Ryan Chartrand

Farmer’s Market is one of my favorite events in San Luis Obispo. It’s definitely the best place in town to get fresh produce, and the local music and barbecued food are amazing. But best of all, it’s the one night a week when all of San Luis Obispo shuts down at an actually reasonable hour.

However, there is a downside to Farmer’s Market; amid all the colorful booths, pungent aromas and smiling children, a frightening trend can be seen peeking out from behind the shiny, glass windows of downtown businesses.

It’s called the chain store.

But what does a small-town tradition like Farmer’s Market have to do with a sudden onslaught of new chain clothing stores like Urban Outfitters or Banana Republic? The truth is – it’s during traditional community events, like Farmer’s Market, that the giant chain stores become most noticeable.

For example, some friends and I were strolling through Farmer’s Market a couple weeks ago, enjoying the cool night air and dining on tasty pulled-pork sandwiches, when we decided to check out the sale at Pottery Barn. As we ascended the well-lit, fortress-like steps of the new shopping complex, I realized that this was the first time I’d actually been up to see the new shopping center. So I told my friends, “I usually don’t come up here because it reminds me too much of home.”

“Oh, this is very Southern California, isn’t it?” one of my friends replied.

Then it hit me: Over the past three years, the downtown area here has gradually morphed into a suburban track mall.
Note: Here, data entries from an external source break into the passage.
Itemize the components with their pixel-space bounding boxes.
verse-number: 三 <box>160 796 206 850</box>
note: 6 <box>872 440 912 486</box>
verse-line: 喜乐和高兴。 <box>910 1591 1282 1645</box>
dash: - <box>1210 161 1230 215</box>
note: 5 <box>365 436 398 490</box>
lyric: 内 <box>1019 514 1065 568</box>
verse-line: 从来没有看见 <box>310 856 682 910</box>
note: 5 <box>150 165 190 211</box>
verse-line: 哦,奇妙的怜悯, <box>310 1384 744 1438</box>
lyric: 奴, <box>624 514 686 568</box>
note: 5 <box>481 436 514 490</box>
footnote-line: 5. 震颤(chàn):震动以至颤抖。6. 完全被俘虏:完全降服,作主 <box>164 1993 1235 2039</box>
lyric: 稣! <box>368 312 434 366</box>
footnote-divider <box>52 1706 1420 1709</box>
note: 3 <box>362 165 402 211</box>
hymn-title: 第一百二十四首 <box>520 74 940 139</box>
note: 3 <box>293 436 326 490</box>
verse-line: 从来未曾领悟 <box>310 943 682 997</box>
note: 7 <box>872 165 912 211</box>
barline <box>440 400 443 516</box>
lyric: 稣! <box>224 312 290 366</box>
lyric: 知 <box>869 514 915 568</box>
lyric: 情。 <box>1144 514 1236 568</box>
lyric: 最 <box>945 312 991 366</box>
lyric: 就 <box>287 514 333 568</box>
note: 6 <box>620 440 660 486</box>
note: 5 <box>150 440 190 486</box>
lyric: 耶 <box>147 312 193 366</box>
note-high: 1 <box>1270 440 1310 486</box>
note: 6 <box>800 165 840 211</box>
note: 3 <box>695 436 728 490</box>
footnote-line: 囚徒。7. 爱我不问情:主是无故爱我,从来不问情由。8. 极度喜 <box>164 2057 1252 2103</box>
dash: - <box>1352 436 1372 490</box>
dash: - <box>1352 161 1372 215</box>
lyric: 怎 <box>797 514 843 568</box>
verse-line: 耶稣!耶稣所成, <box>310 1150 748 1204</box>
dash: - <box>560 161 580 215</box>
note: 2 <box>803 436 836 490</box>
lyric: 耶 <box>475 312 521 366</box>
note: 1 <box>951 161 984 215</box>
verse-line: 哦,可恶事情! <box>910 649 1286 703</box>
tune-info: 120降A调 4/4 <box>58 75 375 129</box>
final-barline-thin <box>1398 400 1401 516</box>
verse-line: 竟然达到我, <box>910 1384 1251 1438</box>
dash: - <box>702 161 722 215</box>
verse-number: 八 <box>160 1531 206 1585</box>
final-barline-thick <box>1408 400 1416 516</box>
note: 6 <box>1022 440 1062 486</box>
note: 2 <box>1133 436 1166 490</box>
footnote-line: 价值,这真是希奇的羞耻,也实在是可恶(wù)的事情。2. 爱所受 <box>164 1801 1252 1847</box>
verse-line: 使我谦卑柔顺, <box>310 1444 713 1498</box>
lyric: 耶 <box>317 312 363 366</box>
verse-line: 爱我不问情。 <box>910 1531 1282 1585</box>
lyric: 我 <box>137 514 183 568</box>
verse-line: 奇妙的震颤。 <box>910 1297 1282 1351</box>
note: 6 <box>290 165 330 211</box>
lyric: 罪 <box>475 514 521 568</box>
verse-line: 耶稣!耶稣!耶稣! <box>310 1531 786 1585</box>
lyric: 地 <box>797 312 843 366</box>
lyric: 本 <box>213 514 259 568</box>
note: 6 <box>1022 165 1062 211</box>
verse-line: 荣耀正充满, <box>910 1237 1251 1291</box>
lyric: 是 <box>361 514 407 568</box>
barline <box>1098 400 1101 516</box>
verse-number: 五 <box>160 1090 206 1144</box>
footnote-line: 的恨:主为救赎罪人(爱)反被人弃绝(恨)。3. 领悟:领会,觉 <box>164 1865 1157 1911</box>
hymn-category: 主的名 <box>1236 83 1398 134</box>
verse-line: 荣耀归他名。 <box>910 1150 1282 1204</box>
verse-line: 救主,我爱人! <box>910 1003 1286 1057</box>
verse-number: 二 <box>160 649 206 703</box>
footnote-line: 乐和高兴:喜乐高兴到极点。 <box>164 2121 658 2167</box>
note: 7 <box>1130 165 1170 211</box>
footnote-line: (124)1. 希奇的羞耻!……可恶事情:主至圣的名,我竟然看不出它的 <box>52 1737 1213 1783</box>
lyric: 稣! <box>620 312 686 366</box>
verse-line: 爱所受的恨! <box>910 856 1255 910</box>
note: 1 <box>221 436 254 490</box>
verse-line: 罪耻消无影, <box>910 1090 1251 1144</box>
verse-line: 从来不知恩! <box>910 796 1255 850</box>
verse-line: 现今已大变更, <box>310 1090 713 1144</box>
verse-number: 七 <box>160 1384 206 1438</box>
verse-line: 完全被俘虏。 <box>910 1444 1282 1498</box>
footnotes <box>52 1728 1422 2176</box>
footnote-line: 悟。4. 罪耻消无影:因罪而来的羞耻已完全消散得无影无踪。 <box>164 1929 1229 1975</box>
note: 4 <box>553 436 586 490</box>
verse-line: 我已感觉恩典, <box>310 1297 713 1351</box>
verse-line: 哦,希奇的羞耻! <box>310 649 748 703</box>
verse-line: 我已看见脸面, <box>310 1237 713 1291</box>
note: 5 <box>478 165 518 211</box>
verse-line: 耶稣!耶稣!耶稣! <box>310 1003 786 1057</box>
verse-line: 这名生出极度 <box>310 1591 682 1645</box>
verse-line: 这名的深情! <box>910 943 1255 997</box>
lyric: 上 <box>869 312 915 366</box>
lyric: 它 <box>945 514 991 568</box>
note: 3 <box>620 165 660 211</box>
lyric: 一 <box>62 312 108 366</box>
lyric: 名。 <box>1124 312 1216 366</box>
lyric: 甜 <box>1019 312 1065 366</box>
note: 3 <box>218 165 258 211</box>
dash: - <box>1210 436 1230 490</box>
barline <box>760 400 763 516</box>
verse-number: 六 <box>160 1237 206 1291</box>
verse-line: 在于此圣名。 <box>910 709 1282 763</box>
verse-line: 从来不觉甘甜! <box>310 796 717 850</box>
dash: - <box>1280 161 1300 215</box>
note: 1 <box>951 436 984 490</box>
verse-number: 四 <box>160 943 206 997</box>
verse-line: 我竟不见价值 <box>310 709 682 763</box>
Don’t get me wrong – I’m a proud San Diegan, but I chose to attend Cal Poly because the surrounding town was different from the over-populated land of mass-consumerism in which I was reared.

Yes, it’s true that now people anticipating the next half-yearly sale at Abercrombie and Fitch don’t have to waste gallons and gallons of precious, over-priced gas to make the devoted-shopper’s pilgrimage down to Santa Barbara.

But after the initial giddy hysteria of being able to buy over-priced clothes (while ogling at really hot, naked A&F models) subsides, one might start to wonder about the effect these new stores are having on the less popular mom n’ pop shops that originally gave the downtown area its country charm.

Once, while walking through the heart of downtown, I quickly tallied up the number of new businesses I saw that hadn’t been there the year before. It added up to an astounding 15, half of which were recognizable chains. Compare that to the usual one or two new stores that tend to pop up each year, and it starts to make one wonder what the heck is going on down there? Is it just me, or is Southern California following in my migratory footsteps? Maybe there’s something in the water. That something, unfortunately, is called profit.

It must be difficult for stores like Lucky Lulu’s and Fanny Wrappers to compete with commercial powerhouses like Express and Victoria’s Secret. The sheer brand name pull probably rakes in a large annual profit from both tourists and locals, alike. Plus, these chain stores are all run by their respective national headquarters, which provide unlimited access to mass advertising campaigns and 24-hour costumer service hotlines.

However, these extra bonuses have nothing to do with product originality or quality. While shopping at a chain store might offer more variety in color and cut, the products are almost guaranteed to be made with a cheaper and less durable material, and there are probably going to be about 100 other people walking the Cal Poly campus with the same shirt on.

It’s astonishing to think that, in a city that prides itself on a no-growth policy and fought tooth-and-nail to prevent construction of “The Market Place,” chain stores are starting to takeover the cherished downtown area. If local residents and students really want to protect their community assets, they need to start at the heart – the source of the community’s economic lifeblood.

The mom n’ pop shops downtown might not be as impressive as the larger chain stores – and maybe their gaucho pants don’t come in as many shades or sizes – but it’s the smaller stores that give this town its character and its individuality; because without them, San Luis Obispo would be just another Southern California city.

Amy Asman is a journalism senior, spotlight editor and Mustang Daily staff writer.